I saw someone point out recently that

10! = 7! × 5! × 3! × 1!

Are there more examples like this?

What would you call the pattern on the right? I don’t think there’s a standard name, but here’s why I think it should be called double super factorial or super double factorial.

## Super factorial

The factorial of a positive number *n* is the product of the positive numbers up to and including *n*. The super factorial of *n* is the product of the *factorials* of the positive numbers up to and including *n*. So, for example, 7 super factorial would be

7! × 6! × 5! × 4! × 3! × 2! × 1!

## Double factorial

The double factorial of a positive number *n* is the product of all the positive numbers up to *n* with the same parity of *n*. So, for example, the double factorial of 7 would be

7!! = 7 × 5 × 3 × 1.

## Double superfactorial

The pattern at the top of the post is like super factorial, but it only includes odd terms, so it’s like a cross between super factorial and double factorial, hence double super factorial.

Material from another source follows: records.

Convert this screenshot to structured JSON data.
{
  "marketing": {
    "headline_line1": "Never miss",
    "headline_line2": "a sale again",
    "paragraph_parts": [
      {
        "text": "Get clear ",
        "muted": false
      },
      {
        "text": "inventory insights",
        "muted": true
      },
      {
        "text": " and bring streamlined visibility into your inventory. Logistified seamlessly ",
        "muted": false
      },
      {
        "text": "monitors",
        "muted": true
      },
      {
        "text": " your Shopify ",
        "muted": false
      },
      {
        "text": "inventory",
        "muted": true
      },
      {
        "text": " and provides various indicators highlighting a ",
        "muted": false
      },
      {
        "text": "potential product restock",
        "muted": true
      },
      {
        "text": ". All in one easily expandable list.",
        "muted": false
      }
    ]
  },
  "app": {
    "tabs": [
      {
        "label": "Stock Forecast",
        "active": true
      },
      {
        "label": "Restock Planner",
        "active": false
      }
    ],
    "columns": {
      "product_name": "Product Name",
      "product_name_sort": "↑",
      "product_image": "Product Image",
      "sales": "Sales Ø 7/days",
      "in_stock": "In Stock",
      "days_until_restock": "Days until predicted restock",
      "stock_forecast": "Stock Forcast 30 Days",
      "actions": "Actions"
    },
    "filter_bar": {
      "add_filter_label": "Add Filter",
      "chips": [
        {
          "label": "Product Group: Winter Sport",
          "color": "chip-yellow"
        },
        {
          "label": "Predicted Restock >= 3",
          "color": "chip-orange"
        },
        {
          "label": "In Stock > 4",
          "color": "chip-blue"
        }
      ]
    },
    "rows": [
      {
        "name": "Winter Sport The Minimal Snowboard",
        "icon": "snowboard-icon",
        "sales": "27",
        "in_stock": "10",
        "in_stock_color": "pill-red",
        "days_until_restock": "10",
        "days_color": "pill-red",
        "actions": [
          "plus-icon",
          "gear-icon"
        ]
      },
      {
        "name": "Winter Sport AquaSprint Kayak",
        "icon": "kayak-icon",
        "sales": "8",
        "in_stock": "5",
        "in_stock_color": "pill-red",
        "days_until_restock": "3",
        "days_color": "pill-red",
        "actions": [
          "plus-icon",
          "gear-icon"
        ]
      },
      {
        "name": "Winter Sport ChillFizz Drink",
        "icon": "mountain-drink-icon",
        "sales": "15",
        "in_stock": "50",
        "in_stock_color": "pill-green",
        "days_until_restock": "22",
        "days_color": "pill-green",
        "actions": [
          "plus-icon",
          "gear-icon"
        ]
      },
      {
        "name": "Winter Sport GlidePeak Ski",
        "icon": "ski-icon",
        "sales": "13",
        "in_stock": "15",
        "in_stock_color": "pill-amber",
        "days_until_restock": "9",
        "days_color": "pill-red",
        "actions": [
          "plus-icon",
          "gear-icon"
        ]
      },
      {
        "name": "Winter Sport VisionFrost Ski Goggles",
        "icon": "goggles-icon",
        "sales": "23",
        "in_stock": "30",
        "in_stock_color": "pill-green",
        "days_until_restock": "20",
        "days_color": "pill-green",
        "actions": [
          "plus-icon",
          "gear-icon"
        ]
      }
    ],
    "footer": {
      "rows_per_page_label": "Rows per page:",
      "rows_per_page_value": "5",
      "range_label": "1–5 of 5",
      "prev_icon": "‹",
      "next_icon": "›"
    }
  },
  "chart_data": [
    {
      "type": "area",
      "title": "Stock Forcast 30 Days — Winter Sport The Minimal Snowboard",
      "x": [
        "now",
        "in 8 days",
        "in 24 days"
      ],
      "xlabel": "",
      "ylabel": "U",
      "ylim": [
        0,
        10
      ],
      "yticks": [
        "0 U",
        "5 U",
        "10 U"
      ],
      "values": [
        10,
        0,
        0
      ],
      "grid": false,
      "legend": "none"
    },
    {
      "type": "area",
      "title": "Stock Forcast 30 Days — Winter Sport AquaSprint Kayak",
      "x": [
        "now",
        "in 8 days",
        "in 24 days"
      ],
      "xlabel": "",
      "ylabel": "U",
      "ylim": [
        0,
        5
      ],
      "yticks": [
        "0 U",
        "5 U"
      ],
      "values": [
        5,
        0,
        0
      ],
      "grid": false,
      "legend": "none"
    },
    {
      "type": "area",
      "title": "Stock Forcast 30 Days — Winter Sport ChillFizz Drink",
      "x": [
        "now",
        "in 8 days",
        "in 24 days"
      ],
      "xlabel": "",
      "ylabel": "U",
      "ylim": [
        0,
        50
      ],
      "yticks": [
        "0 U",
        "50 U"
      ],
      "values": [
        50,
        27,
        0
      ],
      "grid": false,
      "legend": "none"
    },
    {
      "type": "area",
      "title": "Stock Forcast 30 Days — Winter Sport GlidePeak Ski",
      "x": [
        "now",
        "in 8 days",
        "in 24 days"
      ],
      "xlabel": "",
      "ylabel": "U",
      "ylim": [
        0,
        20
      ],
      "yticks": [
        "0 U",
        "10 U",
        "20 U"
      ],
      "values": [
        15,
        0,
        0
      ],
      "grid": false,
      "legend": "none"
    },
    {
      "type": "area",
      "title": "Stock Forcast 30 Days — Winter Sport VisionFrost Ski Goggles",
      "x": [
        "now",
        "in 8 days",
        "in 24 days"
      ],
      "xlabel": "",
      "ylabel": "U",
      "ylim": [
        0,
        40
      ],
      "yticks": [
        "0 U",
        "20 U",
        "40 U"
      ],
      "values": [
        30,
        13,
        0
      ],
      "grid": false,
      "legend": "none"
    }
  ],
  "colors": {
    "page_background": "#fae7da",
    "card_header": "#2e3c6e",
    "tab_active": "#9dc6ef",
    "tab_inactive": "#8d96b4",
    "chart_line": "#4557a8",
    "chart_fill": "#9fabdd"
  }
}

Denote the double super factorial of *n* as dsf(*n*), the product of the factorials of all numbers up to *n* with the same parity as *n*. That is,

dsf(*n*) = *n*! × (*n* − 2)! × (*n* − 4)! × … × 1

where the 1 at the end is 1! if *n* is odd and 0! if *n* is even. In this notation, the observation at the top of the post is

10! = dsf(7).

## Super double factorial

We can see by re-arranging terms that a double super factorial is also a super double factorial. For example, look at

dsf(7) = 7! × 5! × 3! × 1!

If we separate out the first term in each factorial we have

(7 × 5 × 3 × 1)(6! × 4! × 2!) = 7!! dsf(6)

We can keep going and show in general that

dsf(*n*) = *n*!! × (*n *− 1)!! × (*n *− 2)!! … × 1

We could call the right hand side super double factorial, sdf(*n*). Just as a super factorial is a product of factorials, a super double factorials is a product of double factorials. Therefore

dsf(*n*) = sdf(*n*).

## Factorials that equal double super factorials

Are there more solutions to

*n*! = dsf(*m*).

besides *n* = 10 and *m* = 7? Yes, here are some.

0! = dsf(0)

1! = dsf(1)

2! = dsf(2)

3! = dsf(3)

6! = dsf(5)

There are no solutions to

*n*! = dsf(*m*)

if *n* > 10. Here’s a sketch of a proof.

Bertrand’s postulate says that for *n* > 1 there is always a prime *p* between *n* and 2*n*. Now *p* divides (2*n*)! but *p* cannot divide dsf(*n*) because dsf(*n*) only has factors less than or equal to *n*.

If we can show that for some *N*, *n* > *N* implies (2*n*)! < dsf(*n*) then there are no solutions to

*n*! = dsf(*m*)

for *n* > 2*N* because there is a prime *p* between *N* and 2*N* that divides the left side but not the right. In fact *N* = 12. We can show empirically there are no solutions for *n* = 11 up to 24, and the proof shows there are no solutions for *n* > 24.